The Biden administration on Friday unveiled a plan to phase down oil and gas auctions in federal waters, with a maximum of just three sales in the Gulf of Mexico through the end of the decade and no planned federal rounds in Atlantic, Pacific and Alaskan waters.
The Interior Department’s long-awaited five-year plan, which was met with derision from both the fossil fuel industry and environmental groups, calls for no oil and gas lease sales in 2024, and just one new sale per year to be held in 2025, 2027 and 2029 – by far the fewest in any five-year plan since the government began publishing data in 1980.

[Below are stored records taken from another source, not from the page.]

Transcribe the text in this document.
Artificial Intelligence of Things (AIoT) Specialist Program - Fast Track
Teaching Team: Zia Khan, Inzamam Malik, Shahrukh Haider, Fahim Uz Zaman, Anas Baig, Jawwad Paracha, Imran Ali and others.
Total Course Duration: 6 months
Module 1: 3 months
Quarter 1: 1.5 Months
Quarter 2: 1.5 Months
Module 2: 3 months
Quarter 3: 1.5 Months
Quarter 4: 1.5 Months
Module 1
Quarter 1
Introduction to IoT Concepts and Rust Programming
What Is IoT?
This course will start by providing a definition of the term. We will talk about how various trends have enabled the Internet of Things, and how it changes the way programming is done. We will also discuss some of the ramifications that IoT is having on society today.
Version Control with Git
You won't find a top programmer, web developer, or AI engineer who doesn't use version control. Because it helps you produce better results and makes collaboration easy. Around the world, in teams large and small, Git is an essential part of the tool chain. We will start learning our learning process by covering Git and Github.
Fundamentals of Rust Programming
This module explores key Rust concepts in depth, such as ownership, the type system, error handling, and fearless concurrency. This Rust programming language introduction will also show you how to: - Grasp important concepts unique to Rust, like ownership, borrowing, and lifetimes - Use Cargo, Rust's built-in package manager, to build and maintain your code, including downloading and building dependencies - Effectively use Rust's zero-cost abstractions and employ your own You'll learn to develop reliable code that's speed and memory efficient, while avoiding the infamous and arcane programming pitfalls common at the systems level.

The department said it approved the minimum number of oil lease sales required to expand its offshore wind program, which is now tethered to fossil fuel leasing as part of the Inflation Reduction Act, the climate law passed by the Congress last year.
The Biden administration has been an advocate for clean energy, but high inflation and gasoline prices have pressured it to roll back earlier promises to stop drilling on federal lands and offshore.
The government is still on track to auction oil leases across 73M acres in the Gulf of Mexico by November 8.
The Gulf of Mexico produces ~15% of all U.S. crude oil, reaching 1.85M bbl/day in June, up from a year earlier but still below the region’s pre-COVID peak.
It takes 4-10 years between issuing a lease to first oil production, according to the Bureau of Ocean Energy Management.